Chronic pancreatitis remission, the stage of improvement, without exacerbation

chronic pancreatitis remission Chronic pancreatitis occurs with alternating stages of exacerbation and remission. During the exacerbation, the main treatment is to remove the pain syndrome and normalize the patient's condition. With an exacerbation, irreversible pathological changes occur in the pancreas. According to many doctors, the pathological processes in the gland do not stop even in the stage of remission, but only slow down.

Since the inflammatory processes in the gland during remission cease for a while, most of the symptoms of the disease do not manifest themselves. Remission in pancreatitis does not arise by itself, but is the result of dietary nutrition and drug treatment.

The main task in the remission phase of pancreatitis is to use modern methods of treatment to prevent the development of diseases that promote the development of chronic pancreatitis. Pathogenetic therapy during remission without exacerbation is aimed at normalization of gastric secretion, stimulation of regeneration processes in the pancreas

and elimination of biliary dyskinesia. For this purpose, a diet with an increased protein content and a reduced fat content is prescribed. The protein diet is often supplemented by anabolic steroids such as Nerobol and Retabolil. If the stage of improvement proceeds with insignificant intrasecretory insufficiency and is burdened with an easy form of diabetes mellitus, the carbohydrates are excluded from the daily diet as much as possible. If restriction of carbohydrates does not lead to normalization of blood sugar level during the period of remission of chronic pancreatitis, I prescribe insulin.

Along with the diet during remission, it is very important to use substitution enzyme therapy. It is prescribed if a patient has pancreatitis:

  • anorexia, dyspepsia;
  • diarrhea;
  • weight loss;
  • confirmation of exocrine pancreatic insufficiency by test results.

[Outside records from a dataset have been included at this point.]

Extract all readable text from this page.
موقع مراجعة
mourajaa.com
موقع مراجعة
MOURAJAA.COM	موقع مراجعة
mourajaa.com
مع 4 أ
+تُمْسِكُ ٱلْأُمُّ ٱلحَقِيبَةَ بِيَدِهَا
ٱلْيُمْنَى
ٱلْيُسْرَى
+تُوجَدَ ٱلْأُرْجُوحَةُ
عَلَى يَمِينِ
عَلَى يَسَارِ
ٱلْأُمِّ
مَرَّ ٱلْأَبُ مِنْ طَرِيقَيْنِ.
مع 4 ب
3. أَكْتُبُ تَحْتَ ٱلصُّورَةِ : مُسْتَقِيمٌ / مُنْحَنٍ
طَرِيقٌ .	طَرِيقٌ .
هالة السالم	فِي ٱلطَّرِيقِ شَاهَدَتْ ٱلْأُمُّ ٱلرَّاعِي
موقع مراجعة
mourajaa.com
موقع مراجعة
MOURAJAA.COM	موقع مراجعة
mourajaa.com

chronic pancreatitis in remission Assigned enzyme preparations should not contain bile acids, but daily doses of lipase must be fully met. It is most preferable to administer microencapsulated preparations in an enteric-soluble, acid-fast coating. If the prescribed drugs do not have an acid-fast coating, then additionally prescribe acid-lowering drugs. Take medication with each meal.

By whether the number of meteorisms decreased, whether the body weight began to increase and whether the stool became regular in the amount of three calories per day, one can judge the adequacy of the prescribed dose of enzymes in the remission stage in chronic pancreatitis.